Posted on 09/03/2002 12:57:15 PM PDT by mhking

Call 911, hospital says

Man waited in pain because doctors and nurses refused to help him

Salim Jiwa and Darrell Bellaart
The Province; Special to the Province

Monday, September 02, 2002

Nanaimo Regional General Hospital is promising to investigate why an injured man at the emergency room entrance was told to phone 911 for help.

Dee Boyd drove her husband Peter to hospital after he fell and dislocated his shoulder inside a bank last week. Bank customers got him into the car and once at the hospital, she ran inside for help.

She said she spoke to a receptionist and then a nurse, saying her injured husband was in the car and needed help to get into the emergency room.

"They told me to use the pay phone and dial 911 for an ambulance," said Boyd.

"I said I did not have change. They said you don't need any, pick up the phone and dial 911. And they knew he was sitting outside in the car, right at the door.

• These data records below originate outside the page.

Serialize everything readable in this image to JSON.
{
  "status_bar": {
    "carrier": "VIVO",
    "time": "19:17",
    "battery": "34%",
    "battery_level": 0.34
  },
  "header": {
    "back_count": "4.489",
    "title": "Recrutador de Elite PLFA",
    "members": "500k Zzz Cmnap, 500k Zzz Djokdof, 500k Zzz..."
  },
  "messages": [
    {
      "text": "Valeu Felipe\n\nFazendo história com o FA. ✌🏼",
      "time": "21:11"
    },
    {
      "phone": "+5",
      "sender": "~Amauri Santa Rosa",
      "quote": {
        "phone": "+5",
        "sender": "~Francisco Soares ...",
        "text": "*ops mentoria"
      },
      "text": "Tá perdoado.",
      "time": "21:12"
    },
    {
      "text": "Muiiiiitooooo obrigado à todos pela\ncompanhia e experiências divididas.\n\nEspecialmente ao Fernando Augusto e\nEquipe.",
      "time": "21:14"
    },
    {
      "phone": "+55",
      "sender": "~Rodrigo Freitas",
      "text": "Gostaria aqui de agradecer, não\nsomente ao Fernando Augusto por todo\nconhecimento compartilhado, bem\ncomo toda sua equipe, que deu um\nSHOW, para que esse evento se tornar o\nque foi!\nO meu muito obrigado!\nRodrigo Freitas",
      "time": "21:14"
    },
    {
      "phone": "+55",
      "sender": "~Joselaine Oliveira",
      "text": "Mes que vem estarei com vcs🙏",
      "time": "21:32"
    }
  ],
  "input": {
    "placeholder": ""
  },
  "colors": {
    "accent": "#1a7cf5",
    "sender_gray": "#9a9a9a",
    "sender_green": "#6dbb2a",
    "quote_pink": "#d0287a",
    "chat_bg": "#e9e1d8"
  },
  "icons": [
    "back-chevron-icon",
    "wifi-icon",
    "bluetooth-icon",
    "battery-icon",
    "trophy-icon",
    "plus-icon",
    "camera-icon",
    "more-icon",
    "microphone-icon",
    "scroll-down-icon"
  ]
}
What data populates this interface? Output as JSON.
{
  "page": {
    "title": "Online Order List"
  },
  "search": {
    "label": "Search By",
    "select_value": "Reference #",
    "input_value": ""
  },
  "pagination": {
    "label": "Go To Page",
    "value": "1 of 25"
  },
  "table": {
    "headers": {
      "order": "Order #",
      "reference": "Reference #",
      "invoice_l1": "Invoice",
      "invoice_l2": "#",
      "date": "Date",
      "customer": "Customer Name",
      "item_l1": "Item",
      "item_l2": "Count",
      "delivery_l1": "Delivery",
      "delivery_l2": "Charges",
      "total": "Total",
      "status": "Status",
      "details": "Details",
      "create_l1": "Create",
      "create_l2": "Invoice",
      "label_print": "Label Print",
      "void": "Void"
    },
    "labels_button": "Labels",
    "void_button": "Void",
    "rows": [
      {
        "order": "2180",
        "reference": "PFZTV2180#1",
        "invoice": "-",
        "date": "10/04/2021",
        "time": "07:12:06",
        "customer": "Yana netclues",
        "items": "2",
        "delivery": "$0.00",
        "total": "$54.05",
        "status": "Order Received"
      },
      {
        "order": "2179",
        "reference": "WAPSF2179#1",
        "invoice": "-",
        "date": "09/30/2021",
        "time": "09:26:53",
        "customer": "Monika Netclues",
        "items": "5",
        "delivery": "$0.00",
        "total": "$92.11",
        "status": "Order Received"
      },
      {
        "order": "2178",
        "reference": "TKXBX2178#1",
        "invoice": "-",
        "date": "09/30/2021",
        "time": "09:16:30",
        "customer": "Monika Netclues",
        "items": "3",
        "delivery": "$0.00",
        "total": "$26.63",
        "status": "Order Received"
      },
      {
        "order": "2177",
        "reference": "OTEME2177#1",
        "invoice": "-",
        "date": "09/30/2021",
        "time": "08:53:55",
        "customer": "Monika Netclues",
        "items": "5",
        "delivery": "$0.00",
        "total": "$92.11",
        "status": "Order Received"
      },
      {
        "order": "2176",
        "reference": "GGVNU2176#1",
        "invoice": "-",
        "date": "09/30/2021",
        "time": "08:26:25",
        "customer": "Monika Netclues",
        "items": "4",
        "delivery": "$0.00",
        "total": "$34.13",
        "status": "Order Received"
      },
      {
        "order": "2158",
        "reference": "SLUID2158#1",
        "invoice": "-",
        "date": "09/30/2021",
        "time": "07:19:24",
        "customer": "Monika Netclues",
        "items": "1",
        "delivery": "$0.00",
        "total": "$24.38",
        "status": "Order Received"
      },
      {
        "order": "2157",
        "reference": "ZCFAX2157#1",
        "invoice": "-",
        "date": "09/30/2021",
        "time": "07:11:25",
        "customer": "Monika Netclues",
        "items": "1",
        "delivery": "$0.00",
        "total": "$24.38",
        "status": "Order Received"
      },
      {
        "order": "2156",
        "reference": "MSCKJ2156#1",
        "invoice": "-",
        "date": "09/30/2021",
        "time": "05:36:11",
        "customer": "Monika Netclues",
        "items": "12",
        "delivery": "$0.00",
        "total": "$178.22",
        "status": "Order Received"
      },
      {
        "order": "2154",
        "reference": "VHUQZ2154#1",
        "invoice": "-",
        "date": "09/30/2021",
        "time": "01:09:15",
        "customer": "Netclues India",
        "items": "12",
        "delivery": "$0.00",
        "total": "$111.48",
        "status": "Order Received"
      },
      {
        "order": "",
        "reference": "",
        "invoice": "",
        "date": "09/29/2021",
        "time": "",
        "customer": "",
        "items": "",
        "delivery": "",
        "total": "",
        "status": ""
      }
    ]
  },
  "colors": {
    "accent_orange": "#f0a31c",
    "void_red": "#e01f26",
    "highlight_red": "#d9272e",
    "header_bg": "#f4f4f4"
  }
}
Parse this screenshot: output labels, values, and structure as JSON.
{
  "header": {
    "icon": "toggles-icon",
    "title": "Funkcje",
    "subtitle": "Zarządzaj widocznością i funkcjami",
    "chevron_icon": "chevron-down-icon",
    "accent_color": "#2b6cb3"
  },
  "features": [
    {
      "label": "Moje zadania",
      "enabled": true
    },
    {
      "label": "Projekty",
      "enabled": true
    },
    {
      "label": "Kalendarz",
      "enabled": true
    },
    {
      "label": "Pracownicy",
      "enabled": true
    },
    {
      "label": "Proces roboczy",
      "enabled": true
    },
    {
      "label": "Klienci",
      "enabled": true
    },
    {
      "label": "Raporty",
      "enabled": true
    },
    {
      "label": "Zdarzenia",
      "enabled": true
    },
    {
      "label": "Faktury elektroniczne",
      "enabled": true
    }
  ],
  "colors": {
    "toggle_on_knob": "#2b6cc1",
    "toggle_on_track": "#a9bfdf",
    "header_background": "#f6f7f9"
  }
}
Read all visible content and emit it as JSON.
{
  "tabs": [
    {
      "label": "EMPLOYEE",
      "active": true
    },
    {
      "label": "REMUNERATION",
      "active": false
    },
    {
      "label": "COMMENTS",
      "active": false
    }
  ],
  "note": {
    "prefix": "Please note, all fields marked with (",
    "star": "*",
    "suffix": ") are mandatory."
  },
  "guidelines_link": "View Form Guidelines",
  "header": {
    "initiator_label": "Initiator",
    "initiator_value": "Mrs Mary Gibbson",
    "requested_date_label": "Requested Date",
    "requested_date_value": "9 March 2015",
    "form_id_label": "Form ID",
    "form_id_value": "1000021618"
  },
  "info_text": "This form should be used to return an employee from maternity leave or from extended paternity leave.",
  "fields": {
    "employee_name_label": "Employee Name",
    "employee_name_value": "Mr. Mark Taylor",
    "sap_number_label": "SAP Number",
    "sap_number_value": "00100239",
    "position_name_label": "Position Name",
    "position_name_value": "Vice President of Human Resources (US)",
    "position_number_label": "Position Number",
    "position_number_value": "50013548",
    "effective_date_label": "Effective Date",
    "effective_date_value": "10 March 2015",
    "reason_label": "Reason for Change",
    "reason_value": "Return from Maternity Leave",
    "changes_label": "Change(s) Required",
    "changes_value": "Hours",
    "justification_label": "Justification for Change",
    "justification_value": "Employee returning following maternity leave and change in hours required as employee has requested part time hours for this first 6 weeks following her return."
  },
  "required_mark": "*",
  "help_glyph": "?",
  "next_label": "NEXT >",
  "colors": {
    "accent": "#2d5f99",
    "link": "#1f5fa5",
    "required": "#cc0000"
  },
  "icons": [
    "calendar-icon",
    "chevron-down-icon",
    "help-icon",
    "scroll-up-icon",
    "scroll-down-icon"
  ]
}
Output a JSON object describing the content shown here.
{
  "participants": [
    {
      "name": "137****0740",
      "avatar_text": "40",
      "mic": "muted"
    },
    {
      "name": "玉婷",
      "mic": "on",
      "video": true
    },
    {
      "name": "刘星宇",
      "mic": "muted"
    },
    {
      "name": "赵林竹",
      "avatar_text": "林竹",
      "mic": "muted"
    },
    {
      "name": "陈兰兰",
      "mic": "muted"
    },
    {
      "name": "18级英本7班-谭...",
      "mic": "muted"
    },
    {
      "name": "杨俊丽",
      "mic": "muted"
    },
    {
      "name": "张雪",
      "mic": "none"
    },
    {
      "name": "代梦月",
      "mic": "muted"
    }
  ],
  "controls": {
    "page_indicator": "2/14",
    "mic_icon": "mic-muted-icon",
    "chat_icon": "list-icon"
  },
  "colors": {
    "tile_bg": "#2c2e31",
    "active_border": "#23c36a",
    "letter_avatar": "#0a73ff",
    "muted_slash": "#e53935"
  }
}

"They were very careless -- they don't seem to care. And I am just so annoyed right at the moment."

The Nanaimo woman is demanding the hospital explain why an injured man did not get help from doctors or nurses while he waited half an hour for ambulance attendants to move him the 10 metres from the car to the emergency room.

Boyd, 58, said she could not help lift her husband, also 58, into a wheelchair because she is only four feet 11 inches and suffers from fibromyalgia and osteoarthritis. Her husband, who suffers from multiple sclerosis, is six feet tall and nearly 220 pounds.

At no time did a nurse or a doctor come outside to check her husband's condition or to offer pain-killing medicine.

Said Peter: "There was no way I could get out.

"I was getting absolutely furious sitting there waiting, the car was hot -- it was 30 degrees, hotter than hell and I could see the wheelchairs leaning against the hospital. You know they were 30 feet away and I was hurting.

"So these two [paramedics], a guy and a girl, showed up after about half an hour and they were sort of wondering why the hell they were called. I said just get one of those wheelchairs and push me into it and get me into the hospital."

Once inside, he was given morphine to kill the pain.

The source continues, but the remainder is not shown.